Le 22 mars dernier les hôpitaux de Paris ont été la cible d’une attaque informatique de grande envergure. En Tchéquie, des systèmes de communication et d’information cruciaux pour les infrastructures médicales avaient également été la cible de cyberattaques à grande échelle, des laboratoires de recherche médicale en matière de coronavirus avaient été touchés.

Dans un rapport de mars dernier, Europol constate que depuis le début de la pandémie, les attaques de ce type avaient atteint une envergure jamais vue. Dans les milieux de l’Otan, elles sont appelées « cyber activités déstabilisantes et malveillantes » et étaient particulièrement fréquentes en période de COVID.
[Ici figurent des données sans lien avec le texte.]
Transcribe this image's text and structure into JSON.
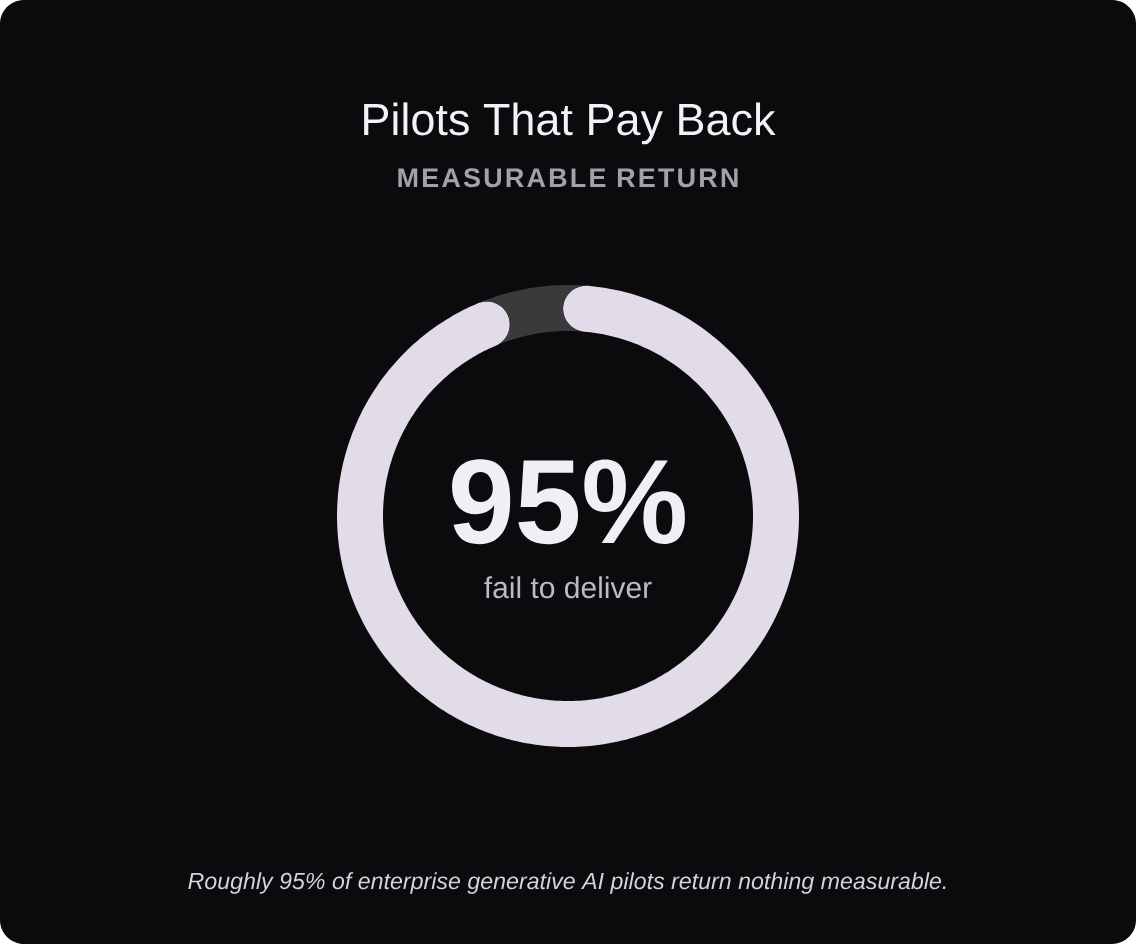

Une mise au point européenne face à la Chine

Le 22 juin, les Présidents du Conseil Européen et de la Commission Européenne ont interpellé la Chine au sujet d’attaques informatiques à répétition sur des cibles situées au sein de l’Union Européenne. Durant une visio-conférence de plus de six heures et à laquelle ont participé à tour de rôle le Premier ministre et le Président chinois, les Européens ont exprimé leur mécontentement au sujet de l’attitude de la Chine en matière de désinformation Covid et de cyberattaques.

Comme le citait France 24, le 23 juin 2020 : « Cette rencontre virtuelle avait pour but de préparer une réunion extraordinaire entre le Président chinois et les dirigeants des 27 alors que les deux parties espèrent signer cette année un accord sur la protection des investissements. » /…/ « Les Chinois sont pour leur part, préoccupés par la nouvelle législation européenne sur les investissements étrangers et la prise de distance de l’UE à leur égard. » Aucun communiqué commun final n’a été rédigé.
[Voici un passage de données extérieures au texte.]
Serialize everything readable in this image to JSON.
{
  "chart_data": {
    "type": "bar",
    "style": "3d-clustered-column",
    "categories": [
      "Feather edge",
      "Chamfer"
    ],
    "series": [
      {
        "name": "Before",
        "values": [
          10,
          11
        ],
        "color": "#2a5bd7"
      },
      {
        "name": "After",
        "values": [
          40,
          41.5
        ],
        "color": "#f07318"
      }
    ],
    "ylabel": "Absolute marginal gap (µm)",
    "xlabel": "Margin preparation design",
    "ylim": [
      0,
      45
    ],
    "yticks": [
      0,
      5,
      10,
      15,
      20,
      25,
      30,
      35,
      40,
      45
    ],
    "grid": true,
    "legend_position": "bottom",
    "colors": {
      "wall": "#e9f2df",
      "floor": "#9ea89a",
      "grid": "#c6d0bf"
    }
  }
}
Après la vidéoconfénce la Présidente de la Commission a été plus précise : selon Politico du même jour, elle aurait déclaré que les services de Bruxelles ont analysé les attaques. « Nous connaissons l’origine de ces attaques. Nous avons clairement souligné que cela ne pouvait être toléré ». La Chine n’est pas le seul pays à être pointé du doigt : la Russie a également une belle tradition en la matière. Les pays en question, évidemment, nient tout.
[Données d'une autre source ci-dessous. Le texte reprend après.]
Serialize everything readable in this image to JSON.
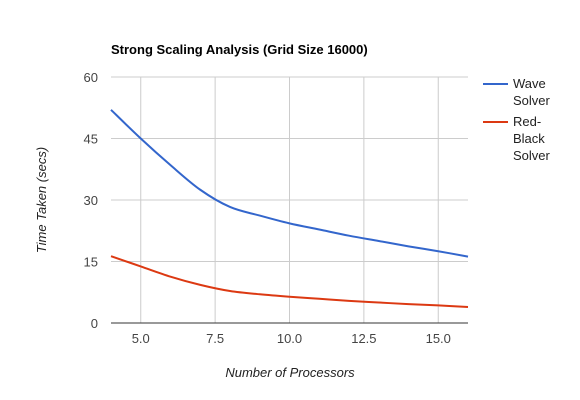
{
  "chart_data": {
    "type": "line",
    "title": "Strong Scaling Analysis (Grid Size 16000)",
    "xlabel": "Number of Processors",
    "ylabel": "Time Taken (secs)",
    "xlim": [
      4,
      16
    ],
    "ylim": [
      0,
      60
    ],
    "x_ticks": [
      "5.0",
      "7.5",
      "10.0",
      "12.5",
      "15.0"
    ],
    "y_ticks": [
      "0",
      "15",
      "30",
      "45",
      "60"
    ],
    "grid": true,
    "legend_position": "right",
    "series": [
      {
        "name": "Wave Solver",
        "legend_lines": [
          "Wave",
          "Solver"
        ],
        "color": "#3366cc",
        "x": [
          4,
          5,
          6,
          7,
          8,
          9,
          10,
          11,
          12,
          13,
          14,
          15,
          16
        ],
        "y": [
          52,
          45,
          38.5,
          32.5,
          28.3,
          26.2,
          24.3,
          22.8,
          21.3,
          20,
          18.7,
          17.5,
          16.2
        ]
      },
      {
        "name": "Red-Black Solver",
        "legend_lines": [
          "Red-",
          "Black",
          "Solver"
        ],
        "color": "#dc3912",
        "x": [
          4,
          5,
          6,
          7,
          8,
          9,
          10,
          11,
          12,
          13,
          14,
          15,
          16
        ],
        "y": [
          16.3,
          13.8,
          11.3,
          9.3,
          7.8,
          7,
          6.4,
          5.9,
          5.4,
          5,
          4.6,
          4.3,
          3.9
        ]
      }
    ]
  }
}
Un programme de lutte européen

Au vu des niveaux de malveillance atteints, Bruxelles ne peut plus faire le dos rond même si les intérêts économiques risquent d’en pâtir. En date du 10 juin dernier, les institutions européennes réunies, c’est à dire le Parlement, le Conseil, la Commission pour ne citer que les principales, ont édité un document intitulé : « Lutter contre la désinformation concernant la COVID-19 – Démêler le vrai du faux ». En introduction, le document cite : « La pandémie de COVID-19 s’est accompagnée d’une «infodémie» sans précédent. Une avalanche d’informations relatives au virus, souvent fausses ou inexactes et se propageant rapidement par l’intermédiaire des médias sociaux » afin de « servir de prétexte pour porter atteinte aux libertés et aux droits fondamentaux ou de faire l’objet d’abus à des fins politiques au sein de l’Union européenne et en dehors de celle-ci ».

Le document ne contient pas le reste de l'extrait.